C'est vers l'an 1700 que l'église est redécorée dans le goût baroque. Les magnifiques stalles du chœur des moines sont terminées en 1701 et sont de la main du Thurgovien Chrisostomus Fröhli. De grandes fenêtres sont également percées. Ensuite l'aile orientale est reconstruite ; elle donne sur le petit cloître avec la sacristie, la salle capitulaire et la bibliothèque.
Dans les années 1720, c'est au tour de l'aile occidentale d'être reconstruite avec une façade rappelant celle d'un château de plaisance avec deux avant-corps. Le grand cellier à vin se trouve dans le sous-sol, tandis que les salles des frères convers se trouvent au rez-de-chaussée et au premier l'hôtellerie. Trente ans plus tard, l'ensemble est restauré à cause de problèmes de fondation. En même temps, l'axe de l'église redevient visible, tandis qu'un portail du porche est réutilisé.
Sous le prieur Antonius von Seilern, l'église gothique est entièrement refaite en style rococo de 1763 à 1797, telle qu'elle apparait aujourd'hui. Les stucs et le maître-autel en faux marbre de stuc sont l'œuvre de Johann Georg Gigl, les sculptures, de Matthias Faller et les fresques, de Franz Ludwig Hermann. La chartreuse conserve les reliques de sainte Victoire, martyre romaine, et de saint Bénigne de Dijon.
Le propriétaire Victor Fehr, qui y a demeuré de 1867 à 1938, a fait démolir sept cellules de l'aile nord du cloître, ainsi que le mur entourant le jardin. Les anciennes cuisines du monastère ont été transformées en pièce néo-Renaissance.

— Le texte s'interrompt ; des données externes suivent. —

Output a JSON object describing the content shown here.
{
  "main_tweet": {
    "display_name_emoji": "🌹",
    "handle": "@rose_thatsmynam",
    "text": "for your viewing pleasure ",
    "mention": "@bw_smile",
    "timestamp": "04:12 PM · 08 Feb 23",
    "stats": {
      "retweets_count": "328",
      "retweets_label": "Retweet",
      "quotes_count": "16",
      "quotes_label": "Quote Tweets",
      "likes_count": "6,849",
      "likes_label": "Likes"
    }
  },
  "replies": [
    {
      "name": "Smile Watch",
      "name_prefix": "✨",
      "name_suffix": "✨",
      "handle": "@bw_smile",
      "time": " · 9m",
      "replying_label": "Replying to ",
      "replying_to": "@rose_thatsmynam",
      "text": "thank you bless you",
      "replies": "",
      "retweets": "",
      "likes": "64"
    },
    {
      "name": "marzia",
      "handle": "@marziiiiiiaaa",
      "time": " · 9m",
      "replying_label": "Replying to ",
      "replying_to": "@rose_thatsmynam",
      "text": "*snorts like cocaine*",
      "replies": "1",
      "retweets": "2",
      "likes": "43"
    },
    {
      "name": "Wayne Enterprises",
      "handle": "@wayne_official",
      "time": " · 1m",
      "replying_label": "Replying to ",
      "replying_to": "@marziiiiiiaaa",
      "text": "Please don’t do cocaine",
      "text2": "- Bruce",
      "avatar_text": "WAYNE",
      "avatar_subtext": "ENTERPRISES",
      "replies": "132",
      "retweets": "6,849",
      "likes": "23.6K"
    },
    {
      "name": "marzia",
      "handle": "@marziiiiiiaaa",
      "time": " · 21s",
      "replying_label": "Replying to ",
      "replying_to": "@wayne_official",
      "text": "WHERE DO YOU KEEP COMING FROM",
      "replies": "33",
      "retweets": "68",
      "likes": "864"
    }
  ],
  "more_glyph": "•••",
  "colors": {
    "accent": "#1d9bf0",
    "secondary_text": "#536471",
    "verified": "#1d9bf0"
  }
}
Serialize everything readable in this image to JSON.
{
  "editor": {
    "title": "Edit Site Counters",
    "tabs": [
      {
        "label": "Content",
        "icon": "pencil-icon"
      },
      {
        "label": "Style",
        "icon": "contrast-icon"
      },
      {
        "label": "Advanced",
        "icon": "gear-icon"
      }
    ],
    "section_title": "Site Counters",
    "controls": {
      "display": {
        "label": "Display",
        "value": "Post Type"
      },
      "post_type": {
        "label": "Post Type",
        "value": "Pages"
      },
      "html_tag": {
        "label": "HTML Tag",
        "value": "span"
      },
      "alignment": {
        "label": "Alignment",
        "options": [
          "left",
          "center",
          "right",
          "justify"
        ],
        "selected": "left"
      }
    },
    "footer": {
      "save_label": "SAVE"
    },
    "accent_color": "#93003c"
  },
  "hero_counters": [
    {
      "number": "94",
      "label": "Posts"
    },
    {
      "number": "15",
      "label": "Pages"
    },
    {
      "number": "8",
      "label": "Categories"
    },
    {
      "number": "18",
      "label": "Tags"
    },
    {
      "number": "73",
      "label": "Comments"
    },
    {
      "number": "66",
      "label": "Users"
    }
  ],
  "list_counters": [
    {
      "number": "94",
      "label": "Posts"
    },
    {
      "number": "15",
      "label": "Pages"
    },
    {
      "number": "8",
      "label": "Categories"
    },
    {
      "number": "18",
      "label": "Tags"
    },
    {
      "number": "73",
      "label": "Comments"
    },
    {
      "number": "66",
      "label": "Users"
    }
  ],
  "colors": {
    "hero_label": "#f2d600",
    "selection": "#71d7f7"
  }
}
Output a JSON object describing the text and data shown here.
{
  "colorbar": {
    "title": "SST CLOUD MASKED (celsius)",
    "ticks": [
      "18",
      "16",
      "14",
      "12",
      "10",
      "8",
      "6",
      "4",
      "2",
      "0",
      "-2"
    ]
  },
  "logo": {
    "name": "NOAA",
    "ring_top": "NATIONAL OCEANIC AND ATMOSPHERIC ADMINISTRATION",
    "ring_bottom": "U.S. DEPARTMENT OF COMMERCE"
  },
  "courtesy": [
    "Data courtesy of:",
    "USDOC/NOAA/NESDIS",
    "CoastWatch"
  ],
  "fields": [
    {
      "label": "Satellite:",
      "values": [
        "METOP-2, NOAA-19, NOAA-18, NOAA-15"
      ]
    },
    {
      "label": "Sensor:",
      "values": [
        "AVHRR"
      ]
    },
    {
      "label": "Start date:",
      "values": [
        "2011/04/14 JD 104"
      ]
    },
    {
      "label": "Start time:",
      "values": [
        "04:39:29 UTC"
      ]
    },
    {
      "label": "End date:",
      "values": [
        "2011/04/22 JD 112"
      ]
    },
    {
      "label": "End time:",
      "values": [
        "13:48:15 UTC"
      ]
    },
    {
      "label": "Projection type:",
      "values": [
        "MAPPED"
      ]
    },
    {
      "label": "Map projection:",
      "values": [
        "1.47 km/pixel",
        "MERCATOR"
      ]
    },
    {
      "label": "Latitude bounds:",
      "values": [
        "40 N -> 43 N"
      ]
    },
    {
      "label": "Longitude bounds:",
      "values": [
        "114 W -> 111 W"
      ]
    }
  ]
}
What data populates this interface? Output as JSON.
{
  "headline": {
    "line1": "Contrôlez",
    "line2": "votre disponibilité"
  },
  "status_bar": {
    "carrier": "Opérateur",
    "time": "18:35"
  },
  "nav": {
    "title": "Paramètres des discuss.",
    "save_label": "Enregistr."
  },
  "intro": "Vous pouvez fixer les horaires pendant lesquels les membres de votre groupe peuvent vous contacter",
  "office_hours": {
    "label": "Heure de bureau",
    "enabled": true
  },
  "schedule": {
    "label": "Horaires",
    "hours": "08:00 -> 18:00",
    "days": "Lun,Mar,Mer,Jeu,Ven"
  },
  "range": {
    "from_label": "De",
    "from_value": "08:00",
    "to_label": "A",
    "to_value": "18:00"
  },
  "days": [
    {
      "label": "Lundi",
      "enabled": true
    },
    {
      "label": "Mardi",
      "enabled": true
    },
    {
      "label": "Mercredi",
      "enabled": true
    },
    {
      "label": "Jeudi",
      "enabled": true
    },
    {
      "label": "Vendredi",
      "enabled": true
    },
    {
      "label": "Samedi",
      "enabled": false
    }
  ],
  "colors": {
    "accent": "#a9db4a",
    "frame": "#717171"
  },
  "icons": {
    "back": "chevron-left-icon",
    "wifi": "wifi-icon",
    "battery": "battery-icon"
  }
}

En 1880, l'aile sud (aujourd'hui partie du musée) s'est vue ornée d'une loggia recouverte d'une terrasse.
En 1977, lorsque débutent les travaux de restauration entrepris par la fondation, il est décidé de reconstruire les cellules détruites du côté nord du cloître, afin d'y abriter les salles du musée. Au début des années 1980 les architectes Rudolf et Esther Guyer refont la maison d'accueil qui est inaugurée en 1983.
Par la suite, c'est au tour du restaurant Zur Mühle d'être aménagé dans l'ancien moulin à eau avec l'ancienne roue intégrée à l'intérieur. L'hôtellerie du haut est aménagée en 2008-2009, celle du bas est aménagée en 2004 par Regula Harder et Jürg Spreyermann[4].